For Arlington landlord Matthew Haines, the pandemic-era eviction freeze was not just a public health measure, it was a financial gut punch. Now he and roughly 1,500 other property owners are pressing Washington for a massive payout, arguing the federal government should reimburse them for millions lost during the COVID-19 eviction moratorium.
They say the Centers for Disease Control and Prevention order effectively barred them from removing tenants who stopped paying rent, blowing holes in their balance sheets and, in some cases, forcing fire-sale decisions. With a recent federal appeals ruling keeping their case alive, settlement talks with the Justice Department are underway, setting up a rare test of whether landlords can force the government to pay for pandemic-era housing protections.
As reported by The Associated Press, Haines, who operates the Oakwood Apartments in Arlington and Irving, Texas, says the CDC moratorium cost him and investors more than $1 million. The plaintiffs as a group hope to recoup as much as $1.5 billion. According to the AP, the complaint ropes in everyone from small mom-and-pop landlords to larger firms, with some owners saying they had to sell properties, trim staff or take on emergency loans to survive. The Justice Department declined to comment on the ongoing settlement talks, the outlet reports.
Federal appeals court left claim alive
The landlords cleared a major hurdle when the U.S. Court of Appeals for the Federal Circuit declined to rehear the case en banc in an order dated June 6, 2025, leaving a prior panel ruling in place, according to the U.S. Court of Appeals for the Federal Circuit. That decision kept alive the landlords’ argument that the CDC eviction pause qualifies as a “taking” under the Fifth Amendment.
The appellate opinion concluded that, in some circumstances, an eviction moratorium can amount to a physical appropriation because it strips owners of the traditional right to exclude nonpaying tenants from their property. In other words, if the government tells you who has to stay in your building and for how long, that may look a lot like the government using your property for its own purposes. That reasoning is now front and center as lawyers on both sides debate how to calculate damages and approach settlement at the trial court level.
Landlords say the moratorium cost billions
The lawsuit paints a cascading financial disaster for many owners: months of lost rent, mounting debt, postponed repairs and, in some cases, forced sales. The complaint cites an industry estimate that landlords faced roughly $57 billion in losses during the earliest months of the moratorium. Individual owners interviewed by reporters describe scrambling to borrow money and cut staff just to keep the lights on.
"It was terrifying," one owner told reporters, recalling the experience of watching rent checks vanish while costs kept coming due. Landlords in the case argue that even well-intentioned public health measures cannot simply offload the full cost of keeping tenants housed onto property owners without triggering constitutional protections.

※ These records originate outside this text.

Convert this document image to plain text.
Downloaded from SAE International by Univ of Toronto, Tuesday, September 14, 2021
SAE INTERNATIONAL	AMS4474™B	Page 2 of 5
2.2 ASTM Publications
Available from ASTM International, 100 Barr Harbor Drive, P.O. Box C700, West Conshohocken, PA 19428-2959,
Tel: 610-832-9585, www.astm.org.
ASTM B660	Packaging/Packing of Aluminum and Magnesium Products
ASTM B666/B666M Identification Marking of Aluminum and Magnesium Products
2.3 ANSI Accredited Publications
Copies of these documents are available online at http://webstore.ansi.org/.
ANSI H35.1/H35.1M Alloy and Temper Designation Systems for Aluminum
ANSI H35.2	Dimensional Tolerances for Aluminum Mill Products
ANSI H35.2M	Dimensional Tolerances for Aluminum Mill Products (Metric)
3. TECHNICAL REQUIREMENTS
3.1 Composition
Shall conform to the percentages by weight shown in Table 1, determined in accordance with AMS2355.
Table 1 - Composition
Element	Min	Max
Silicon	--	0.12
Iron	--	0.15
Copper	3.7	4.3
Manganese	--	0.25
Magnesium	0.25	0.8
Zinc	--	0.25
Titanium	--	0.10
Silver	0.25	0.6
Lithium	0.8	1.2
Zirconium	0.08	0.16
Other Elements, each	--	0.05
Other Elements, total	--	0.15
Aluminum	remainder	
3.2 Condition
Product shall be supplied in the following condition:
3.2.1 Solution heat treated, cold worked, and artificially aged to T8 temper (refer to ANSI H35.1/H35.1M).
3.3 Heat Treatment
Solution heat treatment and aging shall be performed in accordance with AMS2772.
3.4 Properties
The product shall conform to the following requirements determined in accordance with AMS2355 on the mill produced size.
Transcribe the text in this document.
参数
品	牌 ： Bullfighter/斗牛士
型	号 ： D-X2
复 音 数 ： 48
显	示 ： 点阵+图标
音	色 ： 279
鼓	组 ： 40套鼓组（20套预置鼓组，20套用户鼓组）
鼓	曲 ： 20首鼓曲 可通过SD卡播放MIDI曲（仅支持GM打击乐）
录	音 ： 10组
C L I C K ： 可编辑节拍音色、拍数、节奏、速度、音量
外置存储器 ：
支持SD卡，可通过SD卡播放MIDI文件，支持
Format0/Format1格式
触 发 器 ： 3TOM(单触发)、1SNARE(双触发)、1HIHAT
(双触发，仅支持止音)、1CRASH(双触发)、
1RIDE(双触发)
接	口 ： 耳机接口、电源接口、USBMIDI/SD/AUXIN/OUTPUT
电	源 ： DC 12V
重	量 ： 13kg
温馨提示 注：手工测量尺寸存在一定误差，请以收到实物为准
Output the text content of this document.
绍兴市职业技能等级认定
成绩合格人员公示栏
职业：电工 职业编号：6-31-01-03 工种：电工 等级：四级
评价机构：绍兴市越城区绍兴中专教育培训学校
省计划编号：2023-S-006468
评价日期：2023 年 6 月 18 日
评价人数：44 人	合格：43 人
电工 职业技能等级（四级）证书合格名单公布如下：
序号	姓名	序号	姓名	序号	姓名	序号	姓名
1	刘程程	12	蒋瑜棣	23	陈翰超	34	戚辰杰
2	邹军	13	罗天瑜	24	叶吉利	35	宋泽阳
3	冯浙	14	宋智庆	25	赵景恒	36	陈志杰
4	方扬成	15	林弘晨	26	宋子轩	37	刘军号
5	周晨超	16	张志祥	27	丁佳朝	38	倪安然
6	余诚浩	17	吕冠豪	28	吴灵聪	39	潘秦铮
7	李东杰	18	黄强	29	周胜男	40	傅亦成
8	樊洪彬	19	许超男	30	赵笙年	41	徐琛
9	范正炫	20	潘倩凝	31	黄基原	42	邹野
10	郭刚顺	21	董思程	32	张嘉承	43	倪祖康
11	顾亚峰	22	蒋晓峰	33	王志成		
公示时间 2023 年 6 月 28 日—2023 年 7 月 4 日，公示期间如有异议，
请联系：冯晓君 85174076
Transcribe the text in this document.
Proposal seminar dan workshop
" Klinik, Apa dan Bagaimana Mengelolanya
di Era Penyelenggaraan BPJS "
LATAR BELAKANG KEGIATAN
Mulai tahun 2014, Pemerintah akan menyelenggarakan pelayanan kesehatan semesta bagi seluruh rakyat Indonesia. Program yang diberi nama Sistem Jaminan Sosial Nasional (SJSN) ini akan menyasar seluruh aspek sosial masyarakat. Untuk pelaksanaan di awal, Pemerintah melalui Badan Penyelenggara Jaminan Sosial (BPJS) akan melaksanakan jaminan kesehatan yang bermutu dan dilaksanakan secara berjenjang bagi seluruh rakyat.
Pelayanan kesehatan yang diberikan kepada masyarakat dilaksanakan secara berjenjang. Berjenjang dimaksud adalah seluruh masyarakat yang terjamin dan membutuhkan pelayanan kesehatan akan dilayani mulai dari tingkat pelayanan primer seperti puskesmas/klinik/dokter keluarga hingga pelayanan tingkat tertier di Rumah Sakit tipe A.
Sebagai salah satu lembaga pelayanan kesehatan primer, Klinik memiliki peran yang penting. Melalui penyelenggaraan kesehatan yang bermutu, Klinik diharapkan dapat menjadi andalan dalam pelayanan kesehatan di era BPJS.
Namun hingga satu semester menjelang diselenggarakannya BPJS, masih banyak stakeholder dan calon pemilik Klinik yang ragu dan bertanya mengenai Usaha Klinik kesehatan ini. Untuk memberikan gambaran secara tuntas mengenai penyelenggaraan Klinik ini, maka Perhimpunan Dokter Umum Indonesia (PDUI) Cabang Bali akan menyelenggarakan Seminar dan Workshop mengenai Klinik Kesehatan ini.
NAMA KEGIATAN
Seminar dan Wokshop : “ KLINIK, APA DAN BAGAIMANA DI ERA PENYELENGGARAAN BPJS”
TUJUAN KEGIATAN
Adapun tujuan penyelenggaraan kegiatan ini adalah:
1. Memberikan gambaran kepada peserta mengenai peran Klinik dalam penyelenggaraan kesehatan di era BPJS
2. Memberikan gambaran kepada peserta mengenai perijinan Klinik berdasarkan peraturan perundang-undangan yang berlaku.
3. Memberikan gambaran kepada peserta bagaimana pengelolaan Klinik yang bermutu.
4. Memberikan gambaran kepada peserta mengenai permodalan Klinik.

Researchers say moratoria kept people housed
Tenant advocates and housing researchers, meanwhile, stress why those protections existed in the first place. A recent study in JAMA Network Open estimated that homelessness rose about 11 percent in a typical state in 2022 and would have climbed to around 20 percent without eviction moratoria.
Federal officials also rolled out roughly $46.5 billion in emergency rental assistance during the pandemic. Analysts say that money reached many high-need communities while moratoria and relief programs ran side by side, helping some landlords cover at least a portion of the rent that was not coming in directly from tenants.
What happens next
With the appellate ruling intact, the fight now shifts to what really hurts: the money. The Court of Federal Claims will oversee the next phase, where the question is whether landlords will push for full-blown trials and court-awarded compensation or take a negotiated deal.
Court filings tied to Darby Development Co. v. United States and related cases lay out competing visions of how to tally the damage: lost rent, shaken investor expectations and broader business disruption that owners say rippled through their operations. Any eventual settlement or damages award will be closely studied for how it values each of those pieces and for the template it sets for future crises.
Legal implications
Attorneys watching the case say the Darby litigation could influence how courts think about takings claims when the government imposes sweeping limits on evictions. The Federal Circuit zeroed in on whether the challenged federal action was “authorized” for takings purposes, a threshold question that could invite more appeals or entice other courts to weigh in down the line.
For now, the Federal Circuit’s order and underlying opinion supply the legal roadmap for how pandemic-era damage claims will be framed and valued. Landlords will argue the government effectively used private property to carry out a public health strategy, while the federal government will contend that emergency measures did not cross the constitutional line.
In the Dallas-Fort Worth region, the dispute is more than a law school exam. Landlords who say they were hammered by the moratorium see a chance for partial relief, even if checks, if they ever arrive, come years after the worst of the crisis. Tenant advocates warn that large payouts could ripple through the market, influencing how landlords screen applicants, set rents and manage risk the next time a crisis hits.
Whichever side walks away happier, housing officials, legal observers and renters will be watching closely, knowing the economic and legal aftershocks of the pandemic are still hitting long after the lockdowns ended.